Ruskin on Dutch architectural painters

Ruskin made some vague references to Dutch architectural painters in Modern Painters I. They relate to Dutch and Flemish painting in general in both its positive and negative aspects (see Ruskin on Dutch and Flemish painting). For though some of the architectural painters 'show a real desire to paint what they saw as far as they saw it' ( MP I:90), they have a tendency to seek detail for its own sake ( MP I:xxix). And though 'exquisite imitations of architecture are found constantly... the effect of age or of human life upon architecture [was never] adequately expressed' ( MP I:110).

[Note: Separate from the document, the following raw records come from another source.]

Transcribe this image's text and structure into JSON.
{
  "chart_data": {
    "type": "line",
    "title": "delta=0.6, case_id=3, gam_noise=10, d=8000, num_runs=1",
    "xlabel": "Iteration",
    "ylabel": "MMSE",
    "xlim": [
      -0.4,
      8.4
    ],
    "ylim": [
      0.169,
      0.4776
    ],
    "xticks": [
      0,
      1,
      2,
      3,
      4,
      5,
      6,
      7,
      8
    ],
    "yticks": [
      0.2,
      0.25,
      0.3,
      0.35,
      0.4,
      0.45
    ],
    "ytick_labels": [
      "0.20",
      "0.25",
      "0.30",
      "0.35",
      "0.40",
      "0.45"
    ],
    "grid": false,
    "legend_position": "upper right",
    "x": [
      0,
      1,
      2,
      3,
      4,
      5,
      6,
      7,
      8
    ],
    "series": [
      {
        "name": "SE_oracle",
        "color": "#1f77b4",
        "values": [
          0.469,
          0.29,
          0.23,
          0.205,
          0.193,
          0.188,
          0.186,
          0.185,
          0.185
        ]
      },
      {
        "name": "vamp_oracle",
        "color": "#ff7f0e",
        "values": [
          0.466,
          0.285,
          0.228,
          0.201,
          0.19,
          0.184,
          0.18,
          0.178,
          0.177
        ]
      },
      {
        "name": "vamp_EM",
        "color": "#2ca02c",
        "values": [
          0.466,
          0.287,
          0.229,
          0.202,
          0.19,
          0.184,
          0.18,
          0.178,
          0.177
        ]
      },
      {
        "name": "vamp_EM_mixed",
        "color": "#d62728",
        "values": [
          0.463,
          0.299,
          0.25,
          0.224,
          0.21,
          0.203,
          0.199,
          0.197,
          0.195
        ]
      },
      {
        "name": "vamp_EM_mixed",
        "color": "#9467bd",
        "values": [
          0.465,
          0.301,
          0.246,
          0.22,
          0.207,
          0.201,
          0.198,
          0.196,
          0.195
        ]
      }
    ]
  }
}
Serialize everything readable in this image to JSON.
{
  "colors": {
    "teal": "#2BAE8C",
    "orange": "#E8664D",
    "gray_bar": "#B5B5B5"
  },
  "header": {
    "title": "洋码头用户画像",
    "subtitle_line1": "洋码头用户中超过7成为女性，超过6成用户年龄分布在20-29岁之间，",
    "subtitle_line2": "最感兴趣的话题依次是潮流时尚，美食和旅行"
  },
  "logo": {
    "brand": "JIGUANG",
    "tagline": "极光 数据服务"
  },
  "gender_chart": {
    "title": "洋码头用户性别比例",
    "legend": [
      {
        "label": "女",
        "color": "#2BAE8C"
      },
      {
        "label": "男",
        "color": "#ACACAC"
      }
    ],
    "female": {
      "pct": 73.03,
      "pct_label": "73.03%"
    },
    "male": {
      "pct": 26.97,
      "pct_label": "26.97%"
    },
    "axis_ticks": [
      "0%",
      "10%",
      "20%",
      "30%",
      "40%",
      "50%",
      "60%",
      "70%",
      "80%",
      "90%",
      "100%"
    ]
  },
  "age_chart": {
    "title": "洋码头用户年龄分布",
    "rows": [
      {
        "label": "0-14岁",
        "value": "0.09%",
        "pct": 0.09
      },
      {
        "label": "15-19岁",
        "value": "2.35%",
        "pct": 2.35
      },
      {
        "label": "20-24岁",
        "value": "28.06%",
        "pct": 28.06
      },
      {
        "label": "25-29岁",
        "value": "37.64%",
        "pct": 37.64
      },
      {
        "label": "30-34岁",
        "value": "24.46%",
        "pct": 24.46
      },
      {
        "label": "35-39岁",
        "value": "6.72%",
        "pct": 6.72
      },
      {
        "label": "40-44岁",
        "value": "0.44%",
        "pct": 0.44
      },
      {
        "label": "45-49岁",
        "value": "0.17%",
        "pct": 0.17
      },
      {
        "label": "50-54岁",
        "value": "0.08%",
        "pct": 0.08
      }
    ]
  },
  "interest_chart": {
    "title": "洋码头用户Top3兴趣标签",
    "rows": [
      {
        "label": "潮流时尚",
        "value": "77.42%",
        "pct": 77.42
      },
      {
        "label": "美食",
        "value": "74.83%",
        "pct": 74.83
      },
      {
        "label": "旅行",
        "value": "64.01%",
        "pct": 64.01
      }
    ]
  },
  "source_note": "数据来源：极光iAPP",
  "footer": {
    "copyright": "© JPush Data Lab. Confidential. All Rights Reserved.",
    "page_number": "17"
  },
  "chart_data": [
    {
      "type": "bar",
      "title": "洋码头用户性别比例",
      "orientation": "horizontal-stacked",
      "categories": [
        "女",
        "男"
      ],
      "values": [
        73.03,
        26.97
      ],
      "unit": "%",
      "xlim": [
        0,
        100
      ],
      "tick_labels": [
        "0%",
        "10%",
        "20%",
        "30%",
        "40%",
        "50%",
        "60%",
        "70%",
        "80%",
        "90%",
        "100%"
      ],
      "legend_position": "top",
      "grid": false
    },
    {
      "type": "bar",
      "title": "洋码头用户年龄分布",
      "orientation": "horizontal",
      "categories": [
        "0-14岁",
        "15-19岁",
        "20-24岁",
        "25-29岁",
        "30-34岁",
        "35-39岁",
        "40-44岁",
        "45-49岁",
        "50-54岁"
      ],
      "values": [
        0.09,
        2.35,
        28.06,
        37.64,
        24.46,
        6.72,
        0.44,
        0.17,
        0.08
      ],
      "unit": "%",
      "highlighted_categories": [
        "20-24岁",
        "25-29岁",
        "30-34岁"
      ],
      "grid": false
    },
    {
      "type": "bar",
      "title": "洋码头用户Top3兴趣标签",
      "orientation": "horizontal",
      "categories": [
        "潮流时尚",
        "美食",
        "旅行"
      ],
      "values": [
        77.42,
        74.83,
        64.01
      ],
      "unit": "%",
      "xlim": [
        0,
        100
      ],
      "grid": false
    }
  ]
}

Later in his writings, Ruskin would refer to one of these painters by name. In the evidence that he gave to the National Gallery Site Commission (1857) regarding suitable works for display, he stated that 'Van der Heyden and others may also be mentioned as first rate in inferior lines' ( Works, 13.545). This was prescient, as a work by Jan Van der Heyden (1637-1712) was first acquired by the National Gallery, London in 1871. That he never named such major painters of domestic exteriors and interiors as Pieter de Hooch (1629-1684) and Johannes Vermeer (1632-1675) is forgivable. Neither gained an international reputation until the nineteenth century, that of Vermeer growing particularly slowly. A monograph on Vermeer (1866) by the French critic, Théophile Thoré, may be considered the first substantial study of the artist outside the Netherlands. That Vermeer was the favourite painter of that great French Ruskinian, Marcel Proust, might also be noted.